Des maîtresses de cérémonie engagées
Virginie Despentes, Vanessa Springora, Tania de Montaigne et Colombe Schneck en étaient les maîtresses de cérémonie. Dans une ambiance bonhomme et blagueuse, façon Radio Nova, différents intervenants ont pris la parole. Si certains ont tenu des propos raisonnables, soulevant telle ou telle interrogation légitime, d’autres semblaient n’être venus que pour amuser leurs camarades.
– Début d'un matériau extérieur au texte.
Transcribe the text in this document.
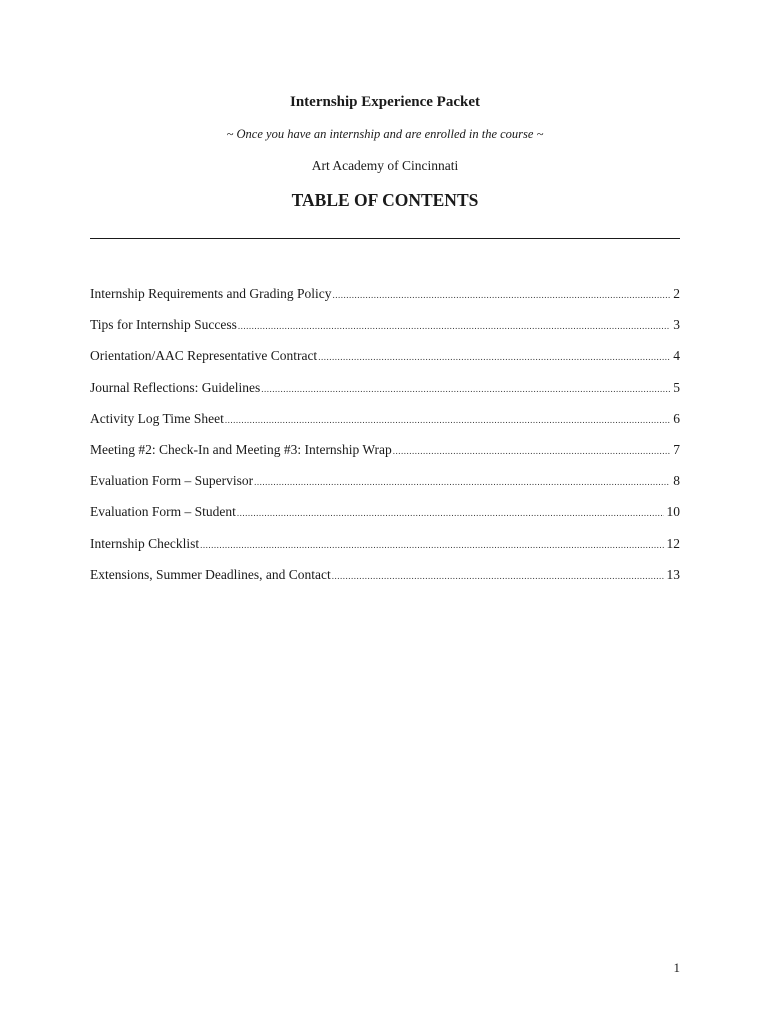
Internship Experience Packet
~ Once you have an internship and are enrolled in the course ~
Art Academy of Cincinnati
TABLE OF CONTENTS
Internship Requirements and Grading Policy .....	2
Tips for Internship Success .....	3
Orientation/AAC Representative Contract .....	4
Journal Reflections: Guidelines .....	5
Activity Log Time Sheet .....	6
Meeting #2: Check-In and Meeting #3: Internship Wrap .....	7
Evaluation Form – Supervisor .....	8
Evaluation Form – Student .....	10
Internship Checklist .....	12
Extensions, Summer Deadlines, and Contact .....	13
1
Un plaidoyer pour un statut social
Le plus divertissant fut sans doute Julien Delmaire, sosie non-officiel du Doc Gynéco grande époque. Il a milité en faveur d’un « statut social » pour les « artistes-auteurs ». Cet extrait de son intervention lunaire (disponible en intégralité sur YouTube) en donne la teneur :
« Nous n’avons toujours pas de congés payés en tant qu’artistes-auteurs. Nous n’avons pas de continuité de revenus, donc nous n’avons même pas la possibilité de toucher des indemnisations chômage, des indemnités en cas d’interruption de nos carrières. Pour réclamer des congés parentaux, c’est possible, mais c’est vraiment la croix et la bannière. En cas de burn-out – car les burn-out existent aussi chez les auteurs – eh bien pas de revenus ! Là c’est vraiment l’enfer qui s’ouvre sous les pieds des auteurs qui auraient pendant quelque temps lâché la rampe… Ce sont des situations qui nous paraissent un peu aberrantes au regard de la situation de l’ensemble des salariés. »
Cette intervention a suscité des réactions variées dans la salle, entre rires et approbations. Les organisatrices espèrent que ces États généreux déboucheront sur des avancées concrètes pour la profession.